Lens

The Engine

A deep dive into the orchestration, execution, and synthesis core of Lens.

Execution Loop

The Lens engine operates on a non-blocking, multi-threaded event loop. When a query is received, the engine performs the following internal steps:

1. Resolution Phase

The engine resolves the request against the active lens.config.yaml. It identifies which collectors are enabled and ready (auth check).

2. Concurrent Dispatch

Collectors are dispatched into a thread pool. The engine manages individual collector timeouts and retries according to the global engine.timeout setting.

3. ResearchGraph Assembly

As collectors return data, the engine normalizes the results into a ResearchGraph—a directed acyclic graph (DAG) where nodes are research items and edges are citations or topical links.

Normalization Logic

Raw data from heterogeneous sources (JSON, XML, PDF) is converted into a standard internal schema.

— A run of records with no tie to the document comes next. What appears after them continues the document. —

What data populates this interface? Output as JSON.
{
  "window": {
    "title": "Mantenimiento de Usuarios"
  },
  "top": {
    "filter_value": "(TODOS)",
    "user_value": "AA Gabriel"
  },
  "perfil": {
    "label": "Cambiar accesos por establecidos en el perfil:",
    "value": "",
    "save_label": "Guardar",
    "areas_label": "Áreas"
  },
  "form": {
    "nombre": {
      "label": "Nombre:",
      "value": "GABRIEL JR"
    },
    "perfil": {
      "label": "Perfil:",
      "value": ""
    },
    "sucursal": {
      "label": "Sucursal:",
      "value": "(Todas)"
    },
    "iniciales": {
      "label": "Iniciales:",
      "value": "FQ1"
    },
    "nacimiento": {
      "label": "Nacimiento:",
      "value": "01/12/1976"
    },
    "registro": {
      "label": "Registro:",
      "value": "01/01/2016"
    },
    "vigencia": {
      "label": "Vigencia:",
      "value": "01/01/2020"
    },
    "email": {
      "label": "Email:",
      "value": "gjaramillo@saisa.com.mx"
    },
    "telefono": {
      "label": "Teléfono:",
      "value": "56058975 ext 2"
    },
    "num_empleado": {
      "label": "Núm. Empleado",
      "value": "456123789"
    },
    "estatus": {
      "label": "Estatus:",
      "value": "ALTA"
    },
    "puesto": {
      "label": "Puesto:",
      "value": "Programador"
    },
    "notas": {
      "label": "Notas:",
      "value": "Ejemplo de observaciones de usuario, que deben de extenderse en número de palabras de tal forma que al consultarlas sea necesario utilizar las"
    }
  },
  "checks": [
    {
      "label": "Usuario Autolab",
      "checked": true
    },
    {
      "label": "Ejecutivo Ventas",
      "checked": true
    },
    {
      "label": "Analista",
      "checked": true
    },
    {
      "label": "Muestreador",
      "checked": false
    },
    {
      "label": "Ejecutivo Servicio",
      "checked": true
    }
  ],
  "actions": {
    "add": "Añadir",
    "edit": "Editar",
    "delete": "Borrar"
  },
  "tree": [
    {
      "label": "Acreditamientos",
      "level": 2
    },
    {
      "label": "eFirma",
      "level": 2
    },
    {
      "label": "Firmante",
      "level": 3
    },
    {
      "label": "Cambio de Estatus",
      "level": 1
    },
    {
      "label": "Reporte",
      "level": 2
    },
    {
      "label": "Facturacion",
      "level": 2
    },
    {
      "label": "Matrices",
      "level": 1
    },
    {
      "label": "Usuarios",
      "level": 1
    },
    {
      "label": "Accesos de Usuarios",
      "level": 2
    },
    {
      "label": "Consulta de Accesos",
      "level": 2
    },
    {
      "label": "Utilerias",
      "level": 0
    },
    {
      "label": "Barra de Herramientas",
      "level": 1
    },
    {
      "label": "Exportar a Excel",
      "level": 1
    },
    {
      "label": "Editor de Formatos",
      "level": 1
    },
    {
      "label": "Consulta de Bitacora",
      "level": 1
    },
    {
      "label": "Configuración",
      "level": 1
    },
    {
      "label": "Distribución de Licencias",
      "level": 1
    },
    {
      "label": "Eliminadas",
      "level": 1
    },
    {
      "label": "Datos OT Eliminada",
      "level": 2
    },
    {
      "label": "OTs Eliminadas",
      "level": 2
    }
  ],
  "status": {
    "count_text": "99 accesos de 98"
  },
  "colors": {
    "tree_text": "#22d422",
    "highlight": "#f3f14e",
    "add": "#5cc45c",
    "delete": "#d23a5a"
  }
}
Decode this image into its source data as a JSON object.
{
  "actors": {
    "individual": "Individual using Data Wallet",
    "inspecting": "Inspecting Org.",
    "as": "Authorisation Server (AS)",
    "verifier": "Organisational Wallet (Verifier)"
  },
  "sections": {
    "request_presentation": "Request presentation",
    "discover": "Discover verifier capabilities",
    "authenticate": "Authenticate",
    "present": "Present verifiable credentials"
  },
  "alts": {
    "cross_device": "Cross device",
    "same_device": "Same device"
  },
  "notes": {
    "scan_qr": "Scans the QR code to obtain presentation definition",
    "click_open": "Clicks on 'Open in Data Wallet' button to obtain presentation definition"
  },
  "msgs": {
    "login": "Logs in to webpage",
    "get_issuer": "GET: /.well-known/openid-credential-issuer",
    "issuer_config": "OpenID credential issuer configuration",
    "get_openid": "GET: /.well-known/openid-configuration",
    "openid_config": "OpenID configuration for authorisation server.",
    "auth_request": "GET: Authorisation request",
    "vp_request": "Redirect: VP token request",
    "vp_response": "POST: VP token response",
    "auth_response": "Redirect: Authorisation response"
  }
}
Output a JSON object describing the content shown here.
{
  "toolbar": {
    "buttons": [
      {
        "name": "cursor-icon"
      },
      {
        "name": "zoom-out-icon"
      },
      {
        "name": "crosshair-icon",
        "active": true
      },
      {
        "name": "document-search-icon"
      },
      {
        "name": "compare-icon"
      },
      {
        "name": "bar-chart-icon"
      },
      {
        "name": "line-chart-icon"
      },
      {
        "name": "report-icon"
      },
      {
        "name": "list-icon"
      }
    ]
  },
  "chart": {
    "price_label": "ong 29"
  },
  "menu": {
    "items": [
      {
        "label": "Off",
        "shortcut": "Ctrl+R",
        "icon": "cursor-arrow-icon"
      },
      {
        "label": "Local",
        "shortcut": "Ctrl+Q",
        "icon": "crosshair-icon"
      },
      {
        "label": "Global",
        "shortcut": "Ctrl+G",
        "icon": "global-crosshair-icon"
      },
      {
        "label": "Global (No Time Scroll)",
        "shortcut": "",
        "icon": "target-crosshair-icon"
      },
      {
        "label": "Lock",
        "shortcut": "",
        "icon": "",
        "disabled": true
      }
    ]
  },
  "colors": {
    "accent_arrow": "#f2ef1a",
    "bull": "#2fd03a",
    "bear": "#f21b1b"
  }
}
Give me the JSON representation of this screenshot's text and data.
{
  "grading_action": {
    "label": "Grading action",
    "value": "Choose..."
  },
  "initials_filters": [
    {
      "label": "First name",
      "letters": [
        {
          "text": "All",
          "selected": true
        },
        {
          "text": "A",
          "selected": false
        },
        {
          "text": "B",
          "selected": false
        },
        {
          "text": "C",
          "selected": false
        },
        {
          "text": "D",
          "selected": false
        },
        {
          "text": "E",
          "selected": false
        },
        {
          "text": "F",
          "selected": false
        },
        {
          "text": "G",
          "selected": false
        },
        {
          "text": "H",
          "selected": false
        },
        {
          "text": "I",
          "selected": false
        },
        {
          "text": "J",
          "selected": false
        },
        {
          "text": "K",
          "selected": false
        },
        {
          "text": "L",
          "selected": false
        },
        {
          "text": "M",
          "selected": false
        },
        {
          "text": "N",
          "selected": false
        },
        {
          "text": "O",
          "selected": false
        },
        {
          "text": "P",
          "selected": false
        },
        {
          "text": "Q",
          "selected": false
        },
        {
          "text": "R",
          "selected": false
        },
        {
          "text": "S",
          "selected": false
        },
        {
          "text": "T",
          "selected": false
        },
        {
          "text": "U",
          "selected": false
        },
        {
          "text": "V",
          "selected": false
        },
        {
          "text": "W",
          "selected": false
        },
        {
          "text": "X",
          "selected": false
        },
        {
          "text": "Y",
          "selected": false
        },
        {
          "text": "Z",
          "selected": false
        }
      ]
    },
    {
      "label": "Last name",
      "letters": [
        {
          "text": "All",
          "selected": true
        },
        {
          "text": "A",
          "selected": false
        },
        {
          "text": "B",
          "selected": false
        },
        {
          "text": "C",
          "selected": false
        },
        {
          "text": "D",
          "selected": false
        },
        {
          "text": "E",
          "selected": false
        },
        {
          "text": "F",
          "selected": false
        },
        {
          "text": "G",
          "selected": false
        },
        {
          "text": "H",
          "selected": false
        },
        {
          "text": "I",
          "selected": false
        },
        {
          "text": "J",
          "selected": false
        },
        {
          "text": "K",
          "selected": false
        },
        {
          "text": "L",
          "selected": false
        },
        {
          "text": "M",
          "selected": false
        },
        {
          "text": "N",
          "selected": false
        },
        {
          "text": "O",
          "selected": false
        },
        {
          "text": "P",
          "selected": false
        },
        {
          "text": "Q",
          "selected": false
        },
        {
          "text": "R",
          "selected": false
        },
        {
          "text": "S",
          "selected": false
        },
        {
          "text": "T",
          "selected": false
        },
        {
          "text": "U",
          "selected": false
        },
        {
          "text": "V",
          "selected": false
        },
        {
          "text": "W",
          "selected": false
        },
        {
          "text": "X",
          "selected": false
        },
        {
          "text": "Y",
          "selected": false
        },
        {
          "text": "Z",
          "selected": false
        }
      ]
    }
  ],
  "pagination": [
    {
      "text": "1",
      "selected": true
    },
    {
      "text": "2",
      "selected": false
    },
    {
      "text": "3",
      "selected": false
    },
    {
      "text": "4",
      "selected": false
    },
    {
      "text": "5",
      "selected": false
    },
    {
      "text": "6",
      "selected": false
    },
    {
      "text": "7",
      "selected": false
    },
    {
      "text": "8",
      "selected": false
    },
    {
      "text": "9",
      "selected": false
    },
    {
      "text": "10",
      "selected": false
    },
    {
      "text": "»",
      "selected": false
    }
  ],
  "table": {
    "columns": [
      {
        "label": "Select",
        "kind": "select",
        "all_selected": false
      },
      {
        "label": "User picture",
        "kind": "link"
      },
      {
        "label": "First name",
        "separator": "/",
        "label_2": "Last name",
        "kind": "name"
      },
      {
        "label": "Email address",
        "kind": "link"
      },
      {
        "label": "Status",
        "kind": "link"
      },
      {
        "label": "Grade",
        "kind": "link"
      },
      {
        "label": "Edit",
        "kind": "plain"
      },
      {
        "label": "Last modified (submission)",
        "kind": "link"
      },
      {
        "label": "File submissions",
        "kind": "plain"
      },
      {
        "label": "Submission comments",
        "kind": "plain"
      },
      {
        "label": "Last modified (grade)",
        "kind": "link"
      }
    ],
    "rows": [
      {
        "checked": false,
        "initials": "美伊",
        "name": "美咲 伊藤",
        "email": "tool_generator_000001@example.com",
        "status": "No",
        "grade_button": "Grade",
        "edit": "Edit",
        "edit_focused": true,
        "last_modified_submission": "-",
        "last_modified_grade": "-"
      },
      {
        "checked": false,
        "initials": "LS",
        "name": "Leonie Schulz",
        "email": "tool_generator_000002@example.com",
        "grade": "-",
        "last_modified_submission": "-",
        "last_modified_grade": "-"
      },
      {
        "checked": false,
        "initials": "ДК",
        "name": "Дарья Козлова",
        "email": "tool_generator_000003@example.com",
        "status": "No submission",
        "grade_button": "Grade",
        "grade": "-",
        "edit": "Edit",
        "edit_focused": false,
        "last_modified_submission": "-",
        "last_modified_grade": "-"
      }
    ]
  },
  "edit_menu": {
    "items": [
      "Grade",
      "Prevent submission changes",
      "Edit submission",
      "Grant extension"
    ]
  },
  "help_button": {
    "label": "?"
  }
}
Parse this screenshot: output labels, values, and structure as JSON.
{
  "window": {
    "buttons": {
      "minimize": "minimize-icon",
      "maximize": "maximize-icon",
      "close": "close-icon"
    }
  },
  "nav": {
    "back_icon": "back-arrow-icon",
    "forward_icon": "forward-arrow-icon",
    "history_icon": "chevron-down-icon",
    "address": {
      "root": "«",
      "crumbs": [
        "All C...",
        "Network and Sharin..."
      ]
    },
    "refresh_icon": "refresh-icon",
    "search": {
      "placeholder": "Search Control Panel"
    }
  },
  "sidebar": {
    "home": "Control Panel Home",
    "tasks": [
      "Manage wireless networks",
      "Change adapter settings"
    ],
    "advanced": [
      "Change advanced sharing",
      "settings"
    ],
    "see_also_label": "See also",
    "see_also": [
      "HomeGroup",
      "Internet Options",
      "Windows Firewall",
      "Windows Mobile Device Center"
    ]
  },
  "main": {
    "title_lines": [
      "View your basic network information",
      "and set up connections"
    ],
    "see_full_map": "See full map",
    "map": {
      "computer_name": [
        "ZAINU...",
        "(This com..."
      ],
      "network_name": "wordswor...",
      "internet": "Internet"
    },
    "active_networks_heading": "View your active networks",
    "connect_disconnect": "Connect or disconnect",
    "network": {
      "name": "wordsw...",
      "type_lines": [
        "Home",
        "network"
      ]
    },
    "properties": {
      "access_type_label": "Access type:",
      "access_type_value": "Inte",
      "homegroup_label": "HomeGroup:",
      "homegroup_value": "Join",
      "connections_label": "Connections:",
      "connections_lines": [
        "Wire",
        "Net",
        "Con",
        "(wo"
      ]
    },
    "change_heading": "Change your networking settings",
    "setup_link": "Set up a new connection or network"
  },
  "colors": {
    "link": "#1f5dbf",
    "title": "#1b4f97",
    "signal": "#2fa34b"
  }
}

This is critical for downstream pipeline accuracy.

python
# Internal ResearchItem Schema
{
  "id": "uuid",
  "source": "arxiv",
  "title": "...",
  "content": "...",
  "metadata": {
    "authors": [],
    "citations": []
  },
  "provenance_score": 0.95
}

Synthesis Drivers

The engine supports multiple synthesis "drivers" for summarizing the ResearchGraph. Drivers can be purely algorithmic (e.g., TF-IDF clustering) or LLM-driven (e.g., GPT-4o, Claude 3.5).

Local Synthesis Run small models locally for zero-latency, private research.
Remote Synthesis Utilize powerful cloud LLMs for deep technical reasoning.